Monday, April 11, 2011

Don't let Satan steer you from your life with Christ!

I have realized that prayer is the only way we can defeat and protect ourselves from Satan. I have been struggling with some heavy issues with my ex-husband as well as whether or not I should move my little family back to Tennessee. My heart has been clouded by stress, anxiety and fear. I would sit and tell myself that I needed to pray about it, but prayed about any and everything else in my quiet moments. I knew the Lord knew what was on my heart, but I didn't speak to Him about it. 

I emailed a dear friend about my faced problems and was told to "bathe it in prayer." She told me I needed to go to the Lord and listen for His will to be revealed. Again, I prayed but did not truly pray like I knew I should have about these significant events.

Sitting in church yesterday I was listening to Brother Jack preach from Joshua. I was realizing that Satan has been eating at me in these two areas and messing with my emotions. I was letting him have a grand ole time too! Out of no where Brother Jack says, "Bathe any decision in prayer and do so with an open Bible." My eyes and ears immediately perked up. I knew God was telling me yet again to bathe my fears and problems in Him.

I know God is the judge of my ex-husband, and He also will take care of him. I just have to trust in Him and know He will take care of me even when those before will not.

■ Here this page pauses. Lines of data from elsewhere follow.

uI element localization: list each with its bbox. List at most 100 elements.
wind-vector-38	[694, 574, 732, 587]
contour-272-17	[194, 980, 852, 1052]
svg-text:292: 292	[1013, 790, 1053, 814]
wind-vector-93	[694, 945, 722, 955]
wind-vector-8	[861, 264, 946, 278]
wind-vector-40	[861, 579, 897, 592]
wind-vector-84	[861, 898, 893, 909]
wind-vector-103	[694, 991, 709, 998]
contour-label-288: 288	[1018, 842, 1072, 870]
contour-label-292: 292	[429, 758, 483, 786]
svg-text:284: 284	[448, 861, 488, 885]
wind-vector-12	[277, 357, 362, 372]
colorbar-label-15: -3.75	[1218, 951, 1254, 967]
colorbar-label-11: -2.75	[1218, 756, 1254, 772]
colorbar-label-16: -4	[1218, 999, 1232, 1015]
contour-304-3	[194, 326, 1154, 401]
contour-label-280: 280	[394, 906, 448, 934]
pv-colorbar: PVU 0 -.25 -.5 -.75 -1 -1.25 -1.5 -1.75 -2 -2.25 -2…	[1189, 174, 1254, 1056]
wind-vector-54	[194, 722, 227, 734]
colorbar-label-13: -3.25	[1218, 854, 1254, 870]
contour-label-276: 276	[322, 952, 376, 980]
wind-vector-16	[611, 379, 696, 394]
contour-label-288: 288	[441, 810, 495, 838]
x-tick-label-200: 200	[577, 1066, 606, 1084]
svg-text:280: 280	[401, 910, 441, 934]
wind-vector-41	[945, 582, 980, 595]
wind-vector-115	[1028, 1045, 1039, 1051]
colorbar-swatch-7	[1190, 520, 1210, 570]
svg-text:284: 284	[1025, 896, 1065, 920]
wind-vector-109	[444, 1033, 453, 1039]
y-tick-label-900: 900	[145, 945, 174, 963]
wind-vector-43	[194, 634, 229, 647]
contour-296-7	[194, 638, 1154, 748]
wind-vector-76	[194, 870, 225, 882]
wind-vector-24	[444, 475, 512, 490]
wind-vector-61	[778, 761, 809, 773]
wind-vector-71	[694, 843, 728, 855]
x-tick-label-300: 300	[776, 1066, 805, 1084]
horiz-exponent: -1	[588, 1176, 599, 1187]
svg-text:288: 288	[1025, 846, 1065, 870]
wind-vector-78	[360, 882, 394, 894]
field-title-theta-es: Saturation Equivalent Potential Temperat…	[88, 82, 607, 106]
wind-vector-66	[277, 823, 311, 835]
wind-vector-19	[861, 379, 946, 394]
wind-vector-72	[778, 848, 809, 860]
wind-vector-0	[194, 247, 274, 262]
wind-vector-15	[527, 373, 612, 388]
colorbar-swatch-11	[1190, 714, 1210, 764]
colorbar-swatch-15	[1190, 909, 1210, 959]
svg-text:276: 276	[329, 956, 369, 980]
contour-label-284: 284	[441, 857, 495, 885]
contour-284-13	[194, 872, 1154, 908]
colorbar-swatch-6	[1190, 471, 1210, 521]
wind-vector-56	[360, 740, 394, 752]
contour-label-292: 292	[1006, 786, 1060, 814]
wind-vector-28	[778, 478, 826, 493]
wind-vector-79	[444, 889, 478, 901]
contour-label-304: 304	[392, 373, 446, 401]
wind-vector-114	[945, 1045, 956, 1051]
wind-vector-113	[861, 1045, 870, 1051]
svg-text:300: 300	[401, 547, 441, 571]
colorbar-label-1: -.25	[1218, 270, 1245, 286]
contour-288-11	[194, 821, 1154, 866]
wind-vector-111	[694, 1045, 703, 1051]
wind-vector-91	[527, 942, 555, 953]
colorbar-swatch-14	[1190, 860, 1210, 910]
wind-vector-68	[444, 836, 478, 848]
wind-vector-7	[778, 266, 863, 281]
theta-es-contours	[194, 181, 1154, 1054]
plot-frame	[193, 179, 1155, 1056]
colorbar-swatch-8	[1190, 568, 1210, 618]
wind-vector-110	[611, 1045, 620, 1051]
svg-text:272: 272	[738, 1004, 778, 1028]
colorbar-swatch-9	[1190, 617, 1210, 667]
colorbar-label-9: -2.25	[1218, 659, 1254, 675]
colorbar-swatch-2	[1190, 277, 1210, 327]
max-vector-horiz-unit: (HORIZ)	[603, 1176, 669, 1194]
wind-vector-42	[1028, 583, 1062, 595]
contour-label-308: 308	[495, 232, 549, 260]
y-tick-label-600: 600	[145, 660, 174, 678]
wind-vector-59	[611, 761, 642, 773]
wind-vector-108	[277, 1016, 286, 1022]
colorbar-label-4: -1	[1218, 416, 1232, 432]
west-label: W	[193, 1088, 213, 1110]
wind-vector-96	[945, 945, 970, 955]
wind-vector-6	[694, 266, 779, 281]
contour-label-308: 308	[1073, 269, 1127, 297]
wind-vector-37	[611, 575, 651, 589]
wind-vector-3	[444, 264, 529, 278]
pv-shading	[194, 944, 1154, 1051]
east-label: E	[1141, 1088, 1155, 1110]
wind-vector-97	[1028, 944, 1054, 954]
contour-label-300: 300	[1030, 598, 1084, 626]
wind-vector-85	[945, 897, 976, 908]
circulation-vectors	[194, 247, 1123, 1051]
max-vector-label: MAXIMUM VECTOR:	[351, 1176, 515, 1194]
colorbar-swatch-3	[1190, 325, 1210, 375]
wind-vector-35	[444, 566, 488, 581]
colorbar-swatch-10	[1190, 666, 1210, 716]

I truly feel like I am supposed to move my family back to Tennessee. I am giving that situation up to the Lord. I am not going to let Satan have his way with me when it comes to my past.

After prayer and people speaking to me, I truly feel that we are supposed to move back to Tennessee. I want to go home! I want to be back where I have spiritual support and love. I want to have my relationship with Christ strengthened by those who love and know Him. I want to spend time with my family. I want to shower my children with God's love and word with the help of family and church. I want to be back in His love and word. I realize I can feel God's love and be in His word wherever I may be, but something about doing these things at home is calling me.

These past several months of living here have opened my eyes to a lot of things. I have realized that God can turn a cursing into a blessing. God has taken my curse of divorce and made it into a blessing in the fact that I am walking with Him and my children  have come to know Him. He has made me realize He is the only man I need in my life and I can do this single parenting thing with the help of His mercy and grace. He has turned my move here into a blessing in the sense that I have realized that my family in Tennessee does love me and want me around. They do love my children and want them in their lives. They have seen the errors of their ways too and we have had heart felt talks that were long over due. I pray that when we return these feelings are still shown by all parties.

It is my prayer that if it be God's will for us to move that a home will be provided in the time frame we need. If it be His will a job will become available. If it be His will the lease on our current home will get lifted with ease. If it be His will we will be able to come up with funds and able bodies to move us back. I pray that the issues with my ex-husband will be resolved in His time and that I will not allow Satan to tear my faith in God taking care of us down.

God has a plan for me. He loves me and my children very much, He always will. He will always take care of us, always has. He blesses me daily. He is my rock. He will never leave me.